Tuesday, March 15, 2011

Social Entrepreneurs in Education: Students, Faculty Members and the Community Working Together to Improve Education in New Orleans

By Carol Whelan and Laura White
This semester students in Education in a Diverse Society (EDLA 2000) are having the unique opportunity to develop innovative ways to improve education. Working with a public service fellow, Laura White, students and professors are identifying educational problems and identifying innovative ways to address them. With her background in social innovation work with Ashoka and the TU Changemakers program, Laura is working with Professor Whelan and her students to bring an awareness and knowledge of how we can all become "social innovators". Laura White is a junior Political Economy major, as well as a Teacher Certification candidate. Prior to coming to Tulane, and in response to high drowning rates and few after-school opportunities for at-risk youth in her community, Laura started a nonprofit (now called Swim 4 Success) that provides free swimming lessons to low-income kids. The program has been expanded to Tulane. Now, Laura works with the TUchangemakers program to bring social innovation and social entrepreneurship programming to campus. Laura also co-initiatiated the Changemaker Education Collaborative, which aims to help catalyze each person's capacity for creating social change through unique learning methods and tools.

The Tulane teacher certification students, through their public service assignments in the local schools, are in a unique position to experience and become social entrepreneurs. A social entrepreneur recognizes a social problem, such as educational disparities, and identifies creative and innovative approaches to address the problem. One example of a student who demonstrated this was my public service fellow for the past three years, Kirsten Hill. Kirsten worked with the For the Children Program at Banneker Elementary School while taking the  Education in a Diverse Society class. The next semester, she expanded her work to develop a reading program at Lafayette Charter School. She is now a graduate student at the University of Pennsylvania. Her model, the Lafayette Reading Room has recently been adopted by the Roosevelt Institute as a national model and will be used by other universities to start similar programs.
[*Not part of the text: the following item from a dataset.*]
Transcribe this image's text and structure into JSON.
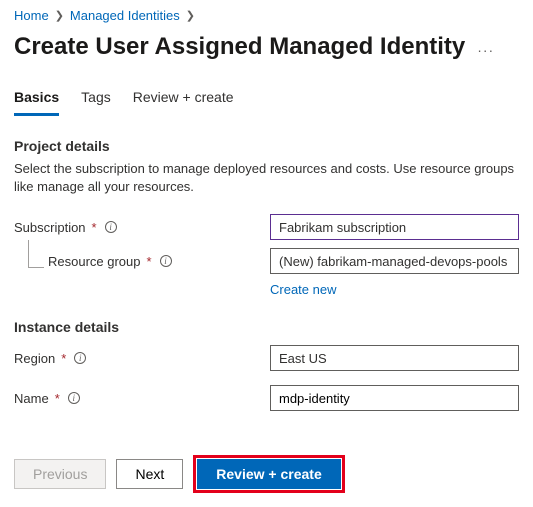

In October Earl Phalen, a leading social innovator and one of the NewDay Social Entrepreneurship Distinguished Speakers Series met with the Education in a Diverse Society class. He is CEO of Reach Out and Read and Founder of Summer Advantage, USA. He shared his own experiences, challenges, insights, thoughts, and recommendations to students and the community.  The Office of Social Entrepreneurship at Tulane provides the speaker series. It is a great opportunity to meet and engage with some of the most remarkable people working in the area of social entrepreneurship today. Additional information about Tulane’s social entrepreneurship initiatives can be found on the Tulane website at http://tulane.edu/socialentrepreneurship/index.cfm.

We are all enjoying learning about social innovation in education through the collaborative partnerships with Ms Branche, the principal at Banneker Elementary, Marie Gould, Site Coordinator of the For the Children Program and Tulane students and faculty in Education in  a Diverse Society.